With enough disruptive self-talk occurring on a regular basis in practice and during competition, an athlete's ability to effectively develop and firmly establish smooth fine motor movements is compromised.  Self-talk affects the encoding of muscle memory through a series of micro-disruptions. With a sufficient stream of micro-disruptions, small disruptions of fine motor movements occur, resulting in an inefficient, and often erratic set of fine motor movements.   As your motor movements are affected, so is your comfort with your shot.  Any ongoing discomfort begins to erode your self-confidence.  Eventually, your self-talk produces self-doubt which causes you to not only question yourself but to question the fine motor movements themselves.

That's the way you forget how to shoot, putt, throw, kick, serve.  It's your inner critic thats attacking your muscle memory.  This constant internal criticism can erode what you have spend hours trying to perfect.  It's a type of waterboarding.  Death by a thousand cuts.

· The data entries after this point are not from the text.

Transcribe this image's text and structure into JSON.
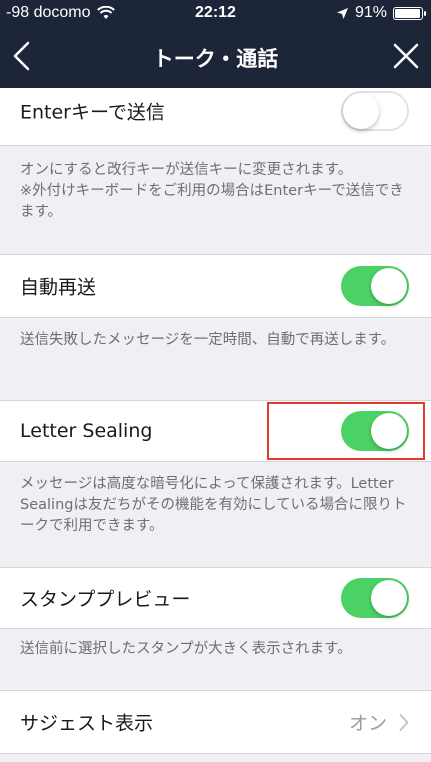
{
  "status_bar": {
    "carrier": "-98 docomo",
    "time": "22:12",
    "battery": "91%"
  },
  "nav": {
    "title": "トーク・通話"
  },
  "settings": [
    {
      "label": "Enterキーで送信",
      "toggle_on": false,
      "description": "オンにすると改行キーが送信キーに変更されます。\n※外付けキーボードをご利用の場合はEnterキーで送信できます。"
    },
    {
      "label": "自動再送",
      "toggle_on": true,
      "description": "送信失敗したメッセージを一定時間、自動で再送します。"
    },
    {
      "label": "Letter Sealing",
      "toggle_on": true,
      "description": "メッセージは高度な暗号化によって保護されます。Letter Sealingは友だちがその機能を有効にしている場合に限りトークで利用できます。"
    },
    {
      "label": "スタンププレビュー",
      "toggle_on": true,
      "description": "送信前に選択したスタンプが大きく表示されます。"
    },
    {
      "label": "サジェスト表示",
      "value": "オン"
    }
  ],
  "colors": {
    "navbar": "#1d2538",
    "toggle_on": "#4cd264",
    "highlight": "#e33a2c"
  }
}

The more that I work with athletes and look closely at their self-talk, it appears that self-talk is prevalent enough to cause physiological disruption in fine motor movements.  At first, it affects individual shots, causing enough disruption in the athlete to miss any particular shot.  If the athlete's self-talk is disruptive enough and frequent enough, it causes shooting slumps; and, if an athlete's self-talk is chronic enough will create a more severe disorder, the yips.

My experience is that many, if not all, athletes have, at least, a very mild case of the yips.  With enough practice, most athletes can overcome harsh, negative, and disruptive self-talk.  However, when self-talk is at it's most disruptive, it can affect even the most rehearsed shot.  

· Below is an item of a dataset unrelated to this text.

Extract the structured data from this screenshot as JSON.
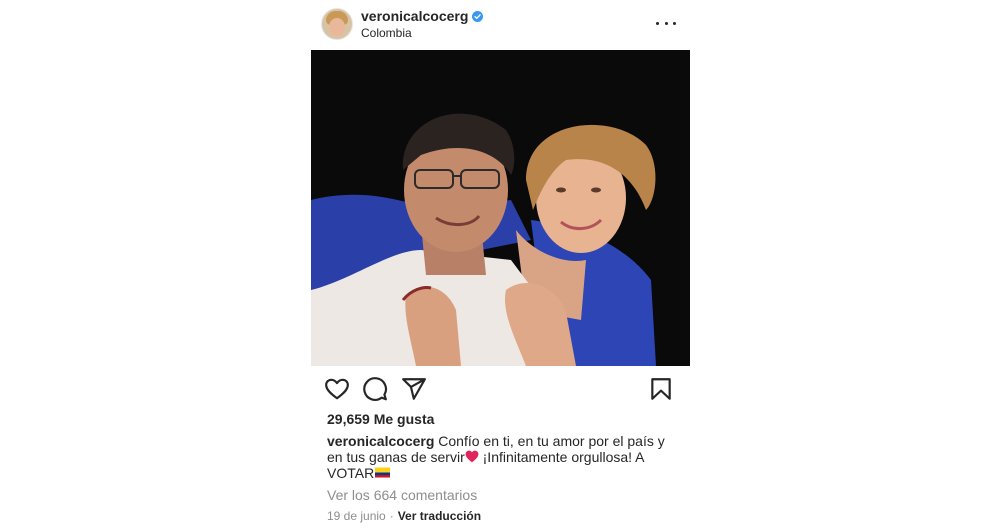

In fact, I contend that any missed shot has, at some level, been disrupted by self-talk.  A missed shot becomes a slump through increasingly negative self-talk, followed by increased self-consciousness about subsequent misses.  The yips are simply the extreme consequences of extreme self-consciousness.  At its worst and most frequent, negative self-talk could "metastasize" into the yips. 

So, what can you do about your early stage yips?  

Be aware that your self-talk is disrupting your deep muscle learning and memory.    Don't let the yips get to you.  Want to make your shot consistently, or serve with confidence?  Want to avoid slumps?  Quiet your self-talk.  Shut your inner critic down.  Your muscle memory will thank you for it.